MapReduce is an example of a distributed data processing paradigm capable of processing big data in parallel across a cluster of nodes. A MapReduce job splits a large dataset into independent chunks and consists of two stages—the first stage is the Map function that creates a map task for each range in the input, outputting a partitioned group of key-value pairs. The output of the map tasks then act as inputs to reduce tasks, whose job it is to combine and condense the relevant partitions in order to solve the analytical problem. Before beginning the map stage, data is often sorted or filtered based on some condition pertinent to the analysis being undertaken. Similarly, the output of the reduce function may be subject to a finalization function to further analyze the data.
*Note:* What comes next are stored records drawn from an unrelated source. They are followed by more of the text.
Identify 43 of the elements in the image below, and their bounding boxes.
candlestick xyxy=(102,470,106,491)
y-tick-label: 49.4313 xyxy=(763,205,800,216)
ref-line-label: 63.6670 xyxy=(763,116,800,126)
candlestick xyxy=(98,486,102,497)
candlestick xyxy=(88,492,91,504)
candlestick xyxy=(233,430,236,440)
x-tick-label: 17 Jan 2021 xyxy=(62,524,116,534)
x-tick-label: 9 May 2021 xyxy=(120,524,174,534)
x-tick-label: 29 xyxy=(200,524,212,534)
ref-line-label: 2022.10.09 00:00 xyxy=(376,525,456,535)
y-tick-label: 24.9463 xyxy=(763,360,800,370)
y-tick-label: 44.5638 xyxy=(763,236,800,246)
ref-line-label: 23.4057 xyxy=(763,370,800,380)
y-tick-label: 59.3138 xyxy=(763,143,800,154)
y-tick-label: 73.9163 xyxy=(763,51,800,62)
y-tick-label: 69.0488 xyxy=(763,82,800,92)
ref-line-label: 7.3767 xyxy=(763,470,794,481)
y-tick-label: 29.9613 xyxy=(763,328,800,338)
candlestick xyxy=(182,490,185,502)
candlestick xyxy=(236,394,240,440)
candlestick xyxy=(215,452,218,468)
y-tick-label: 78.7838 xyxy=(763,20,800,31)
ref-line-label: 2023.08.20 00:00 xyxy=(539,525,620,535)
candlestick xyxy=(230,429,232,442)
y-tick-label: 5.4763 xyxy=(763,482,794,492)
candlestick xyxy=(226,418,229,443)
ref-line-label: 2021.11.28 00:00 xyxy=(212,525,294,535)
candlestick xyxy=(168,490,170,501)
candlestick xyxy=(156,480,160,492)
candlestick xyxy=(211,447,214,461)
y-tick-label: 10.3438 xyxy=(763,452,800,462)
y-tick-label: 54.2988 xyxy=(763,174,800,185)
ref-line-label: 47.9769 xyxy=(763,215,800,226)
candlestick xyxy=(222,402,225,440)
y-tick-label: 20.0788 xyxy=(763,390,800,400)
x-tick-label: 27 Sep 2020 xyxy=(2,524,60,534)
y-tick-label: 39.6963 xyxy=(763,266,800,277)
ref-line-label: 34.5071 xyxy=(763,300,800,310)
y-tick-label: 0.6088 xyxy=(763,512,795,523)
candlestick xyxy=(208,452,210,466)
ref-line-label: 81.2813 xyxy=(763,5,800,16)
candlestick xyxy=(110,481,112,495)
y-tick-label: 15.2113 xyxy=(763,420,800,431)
Let's consider a simple example to bring this rather abstract definition to life. The example that we will consider is that of a word count. Suppose that we have a text file containing millions of lines of text, and we wish to count the number of occurrences of each unique word in this text file as a whole. Figure 1.8 illustrates how this analysis may be undertaken using the MapReduce paradigm:

Figure 1.8: Word count MapReduce program

In this example, the original text file containing millions of lines of text is split up into its individual lines. Map tasks are applied to ranges of those individual lines, splitting them into individual word tokens, in this case, using a whitespace tokenizer, and thereafter emitting a collection of key-value pairs where the key is the word.

A shuffling process is undertaken that transfers the partitioned key-value pairs emitted by the map tasks to the reduce tasks. Sorting of the key-value pairs, grouped by key, is also undertaken. This helps to identify when a new reduce task should start. To reduce the amount of data transferred from the map tasks to the reduce tasks during shuffling, an optional combiner may be specified that implements a local aggregation function. In this example, a combiner is specified that sums, locally, the number of occurrences of each key or word for each map output.

The reduce tasks then take those partitioned key-value pairs and reduce those values that share the same key, outputting new (but unsorted) key-value pairs unique by key. In this example, the reduce tasks simply sum the number of occurrences of that key. The final output of the MapReduce job in this case is simply a count of the number occurrences of each word across the whole original text file.

In this example, we used a simple text file that had been split up by a newline character that is then mapped to key-value pairs based on a whitespace tokenizer. But the same paradigm can easily be extended to distributed data stores, where large volumes of data have already been partitioned across a cluster, thereby allowing us to perform data processing on a huge scale.